L’homme ne se résout pas à partir. Il contemple avec intérêt sa patronne qui tète voracement un sein d’Eve, tout en subissant, postérieurement, les violents assauts de mon guiseau.
Solange part au zénith. Je lui verse la rançon de ma gloire. Instant de frénésie furieuse ponctué de clameurs qui expriment une liesse organique.
— C’est une belle combinaison, admet celui qui sait planter les choux à la mode de chez lui ; j’espère que je vais m’en rappeler.
Il s’éloigne avec le sentiment réconfortant de ne pas avoir perdu sa journée.
* * *
Evidemment, ensuite, nous devons affronter un moment de gêne consécutif à notre éducation bourgeoise. Mais lorsqu’on est entre gens de bonne compagnie, épris de fantaisie, on le surmonte assez rapidement.
— Vous êtes décidément un policier hors série, dit en souriant la bonne hôtesse de ma protégée.
— Anticonformiste seulement, rectifié-je ; je sais, depuis mon jeune âge, combien les vies les plus longues sont brèves et j’ai à cœur de profiter de la mienne.
Un tendre patin à chacune des deux complices, pour parfaire l’harmonie de l’instant.
— Douce amie, dis-je à Solange Genouillé, je voudrais répondre par du bonheur à celui que vous venez de m’accorder…
Elle m’interrompt :
— Rassurez-vous, il a été amplement partagé.
— Merci de rassurer l’homme épris d’équité que je suis.
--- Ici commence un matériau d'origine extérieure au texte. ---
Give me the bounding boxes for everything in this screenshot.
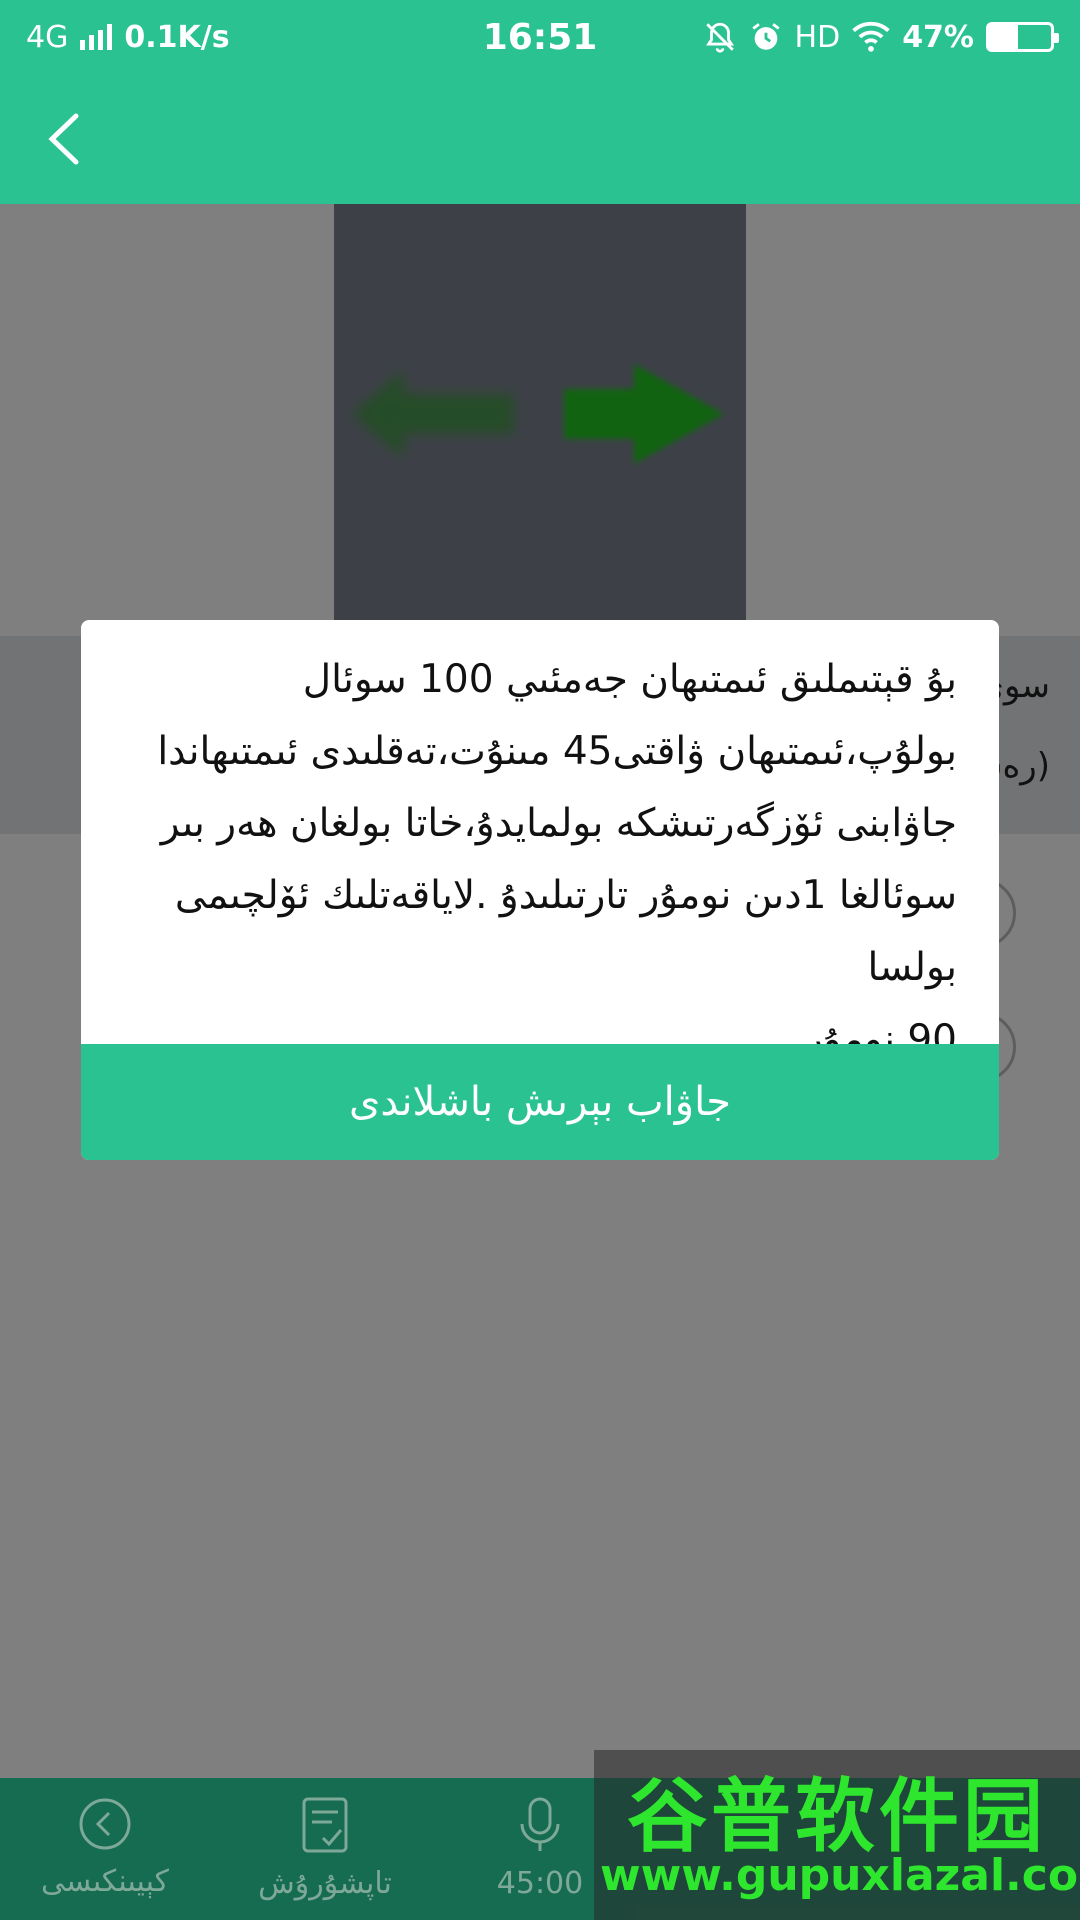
dialog-line-1: بۇ قېتىملىق ئىمتىھان جەمئىي 100 سوئال	[302, 657, 957, 702]
wifi-icon	[852, 21, 890, 52]
status-right: HD 47%	[703, 19, 1059, 55]
screen: 4G 0.1K/s 16:51 HD 47% كېيىنكىسى تاپشۇرۇ…	[0, 0, 1080, 1920]
exam-info-dialog: بۇ قېتىملىق ئىمتىھان جەمئىي 100 سوئال بو…	[81, 620, 999, 1160]
watermark-logo: 谷普软件园 www.gupuxlazal.com	[594, 1750, 1080, 1920]
battery-percent: 47%	[902, 19, 974, 55]
status-left: 4G 0.1K/s	[26, 20, 230, 55]
back-button[interactable]	[40, 104, 100, 174]
nav-next[interactable]: كېيىنكىسى	[10, 1796, 200, 1899]
chevron-left-circle-icon	[79, 1798, 131, 1850]
battery-icon	[986, 22, 1059, 52]
notifications-off-icon	[705, 22, 734, 53]
network-speed: 0.1K/s	[124, 19, 230, 55]
start-answering-button[interactable]: جاۋاب بېرىش باشلاندى	[81, 1044, 999, 1160]
app-header	[0, 74, 1080, 204]
microphone-icon	[520, 1797, 560, 1851]
submit-document-icon	[302, 1797, 348, 1853]
network-type: 4G	[26, 19, 69, 55]
dialog-line-3: جاۋابنى ئۆزگەرتىشكە بولمايدۇ،خاتا بولغان…	[160, 801, 957, 846]
dialog-message: بۇ قېتىملىق ئىمتىھان جەمئىي 100 سوئال بو…	[121, 644, 957, 1076]
alarm-icon	[751, 23, 780, 50]
dialog-line-2: بولۇپ،ئىمتىھان ۋاقتى45 مىنۇت،تەقلىدى ئىم…	[157, 729, 957, 774]
nav-submit[interactable]: تاپشۇرۇش	[230, 1796, 420, 1901]
dialog-line-4: سوئالغا 1دىن نومۇر تارتىلىدۇ .لاياقەتلىك…	[174, 873, 957, 990]
hd-indicator: HD	[794, 19, 841, 55]
nav-next-label: كېيىنكىسى	[41, 1864, 169, 1899]
chevron-left-icon	[48, 113, 79, 165]
nav-submit-label: تاپشۇرۇش	[258, 1866, 392, 1901]
status-bar: 4G 0.1K/s 16:51 HD 47%	[0, 0, 1080, 74]
battery-level	[989, 25, 1019, 49]
signal-icon	[80, 24, 113, 50]
watermark-url: www.gupuxlazal.com	[600, 1850, 1080, 1901]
Cela dit, il faut que nous revenions à des questions policières, donc terre à terre.
— Je suis prête, assure l’aimable femme avec un délicieux sourire de salope comblée.
— Vous m’avez menti, ma douce, en avouant avoir renversé notre chère petite Eve, sur le pont.
— Pourquoi dites-vous cela ?
— Parce que vous ne conduisiez pas la voiture, au moment de l’accident.
Elle ne répond rien, me regarde avec plus que de l’intérêt, le cul choyé, la bouche également juteuse.
— Ce n’était pas vous qui pilotiez l’auto, ma chérie, mais la maîtresse de votre époux. Elle a perdu les pédales parce que, précisément, ce dernier lui bricolait, sous le tableau de bord, ce que vous avez prétendu qu’on vous faisait à vous-même. Affolés, les deux tourtereaux se sont enfuis, un député ne pouvant être confondu en si spéciale posture. Il est rentré ici dans la foulée et vous a demandé de porter le chapeau ! Je suppose que vous menez, l’un et l’autre, une existence très libre ? Pour préserver sa situation, vous avez accepté de prendre le délit à votre compte. Genouillé ne pouvait complètement écraser le coup, se doutant bien qu’un quidam aurait relevé son numéro. A tout prendre, il valait mieux que l’épouse fasse une bêtise plutôt que le représentant du peuple en personne.